The Function of CD95 as a Tumor Promotor

The most highly CD95 apoptosis sensitive cells with the highest CD95 expression are cancer cell lines. That is incompatible with the established function of CD95 as a tumor suppressor as it represents one of two ways for a cytotoxic killer cell to kill a cancer cells. In 2004, the Peter Lab was the first to report that stimulation of CD95 on either apoptosis resistant cancer cells or even on cells that were sensitive in vitro when stimulated with a physiologically relevant CD95 ligand responded with an increase in motility and invasiveness through activating a number of prosurvival pathways (1). They subsequently found that CD95 is barely if ever deleted in both alleles. In all cases of heterozygous deletion while apoptosis was impaired nonapoptotic signaling (such as NF-κB activation) was unaffected (2). These data were of fundamental importance considering that death ligands such as CD95L and certainly TRAIL have been in clinical development for the treatment of cancer. To raise awareness on the subject Dr. Peter wrote a review on the nonapoptotic activities of CD95 and together with 13 other colleagues (3). In order to address the question on the role of CD95 in cancer the Peter group decided to generate tissue specific knock-out mice lacking CD95 expression in the ovaries or the liver. These mice were subjected to appropriate tumor models and in both cases mice lacking CD95 either formed reduced cancer (chemically induced liver cancer) or almost no cancer at all (endometrioid ovarian cancer).

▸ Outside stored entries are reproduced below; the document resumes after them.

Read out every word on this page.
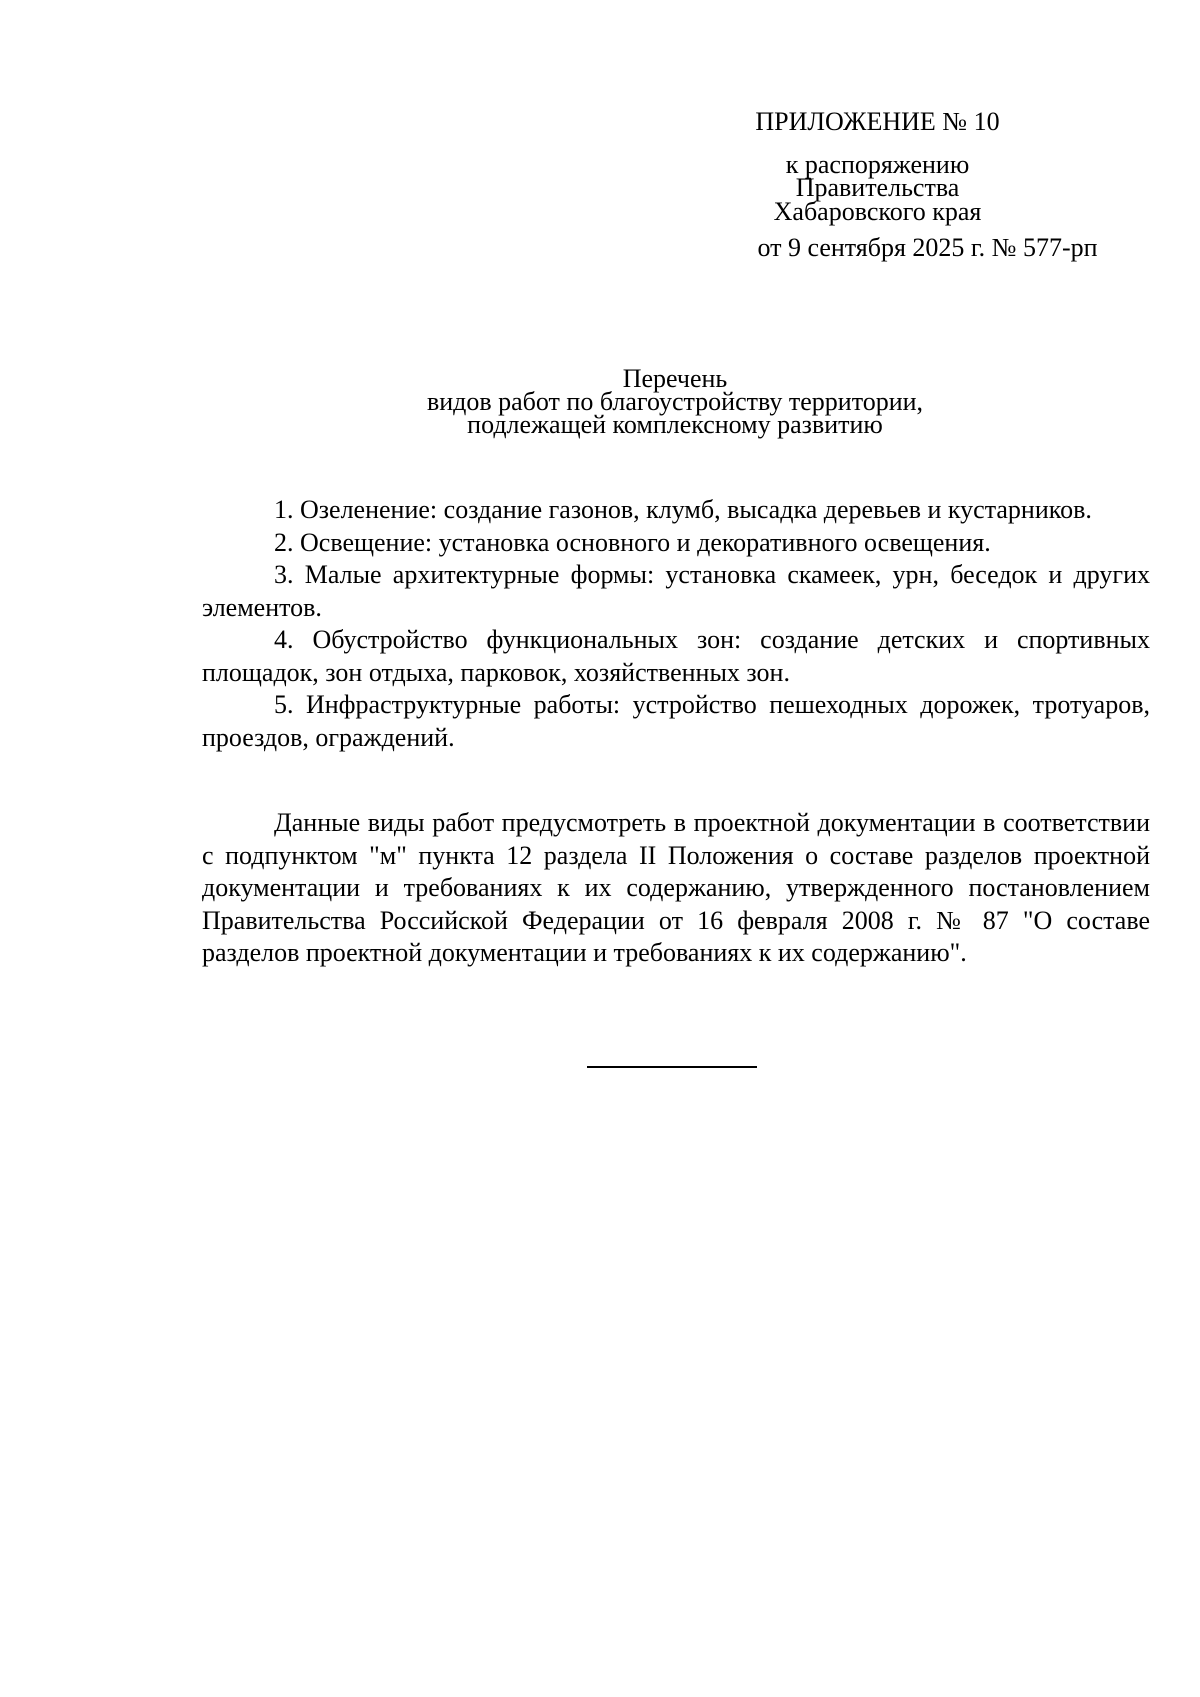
ПРИЛОЖЕНИЕ № 10
к распоряжению
Правительства
Хабаровского края
от 9 сентября 2025 г. № 577-рп
Перечень
видов работ по благоустройству территории,
подлежащей комплексному развитию

1. Озеленение: создание газонов, клумб, высадка деревьев и кустарников.

2. Освещение: установка основного и декоративного освещения.

3. Малые архитектурные формы: установка скамеек, урн, беседок и других элементов.

4. Обустройство функциональных зон: создание детских и спортивных площадок, зон отдыха, парковок, хозяйственных зон.

5. Инфраструктурные работы: устройство пешеходных дорожек, тротуаров, проездов, ограждений.

Данные виды работ предусмотреть в проектной документации в соответствии с подпунктом "м" пункта 12 раздела II Положения о составе разделов проектной документации и требованиях к их содержанию, утвержденного постановлением Правительства Российской Федерации от 16 февраля 2008 г. № 87 "О составе разделов проектной документации и требованиях к их содержанию".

They concluded that cancer cells require CD95 for their growth (4). More recently, CD95 was identified as being required for the generation and maintenance of cancer stem cells in a number of different cancers (4). Most recently the Peter Lab demonstrated that this activity of CD95 acts through inducing type I interferons and activation of STAT1 (6).

References

1. Barnhart, B.C., Legembre, P., Pietras, E., Bubici, C., Franzoso, G. and Peter, M.E. (2004) CD95 ligand induces motility and invasiveness of apoptosis resistant tumor cells. EMBO J. 23, 3175-3185.
2. Legembre, P., Barnhart, B.C., Zheng, L., Vijayan, S., Straus, S.E., Puck, J., Dale, J.K., Lenardo, M. and Peter, M.E. (2004) Induction of apoptosis and activation of NF-κB by CD95 require different signaling thresholds. EMBO Reports, 5, 1084-1089.
3. Peter, M.E., Budd, R.C., Desbarats, J., Hedrick, S.M., Hueber, A.-O., Newell, M.K., Owen, L.B., Pope, R.M., Tschopp, J., Wajant, H., Wallach, D., Wiltrout, R.H., Zörnig, M. and Lynch, D.H. (2007) The CD95 receptor: Apoptosis revisited. Cell, 129, 447-450.
4. Chen, L., Park, S.M., Tumanov, A., Hau, A., Sawada, K., Feig, C., Turner, J., Fu, Y.X., Romeo, I., Lengyel, E. and Peter, M.E. (2010) CD95 promotes tumour growth. Nature, 465, 492-496.
5. Ceppi, P., Hadji, A., Kohlhapp, F., Pattanayak, A., Hau, A., Liu, X., Liu, H., Murmann, A.E. and Peter, M.E. (2014) CD95 and CD95L promote and protect cancer stem cells. Nature Commun, 5:5238.
6. Qadir, A.S., Ceppi, P., Brockway, S., Law, C., Mu, L., Khodarev, N.N., Kim, J., Zhao, J.C., Putzbach, W., Murmann, A.E., Chen, Z., Chen, W., Liu, X., Salomon, A.R., Liu, H., Weichselbaum, R.R., Yu, J., and Peter, M.E. (2017) CD95/CD95 increases stemness in cancer cells by inducing a STAT1 dependent type I interferon response. Cell Reports, 18, 2373–2386.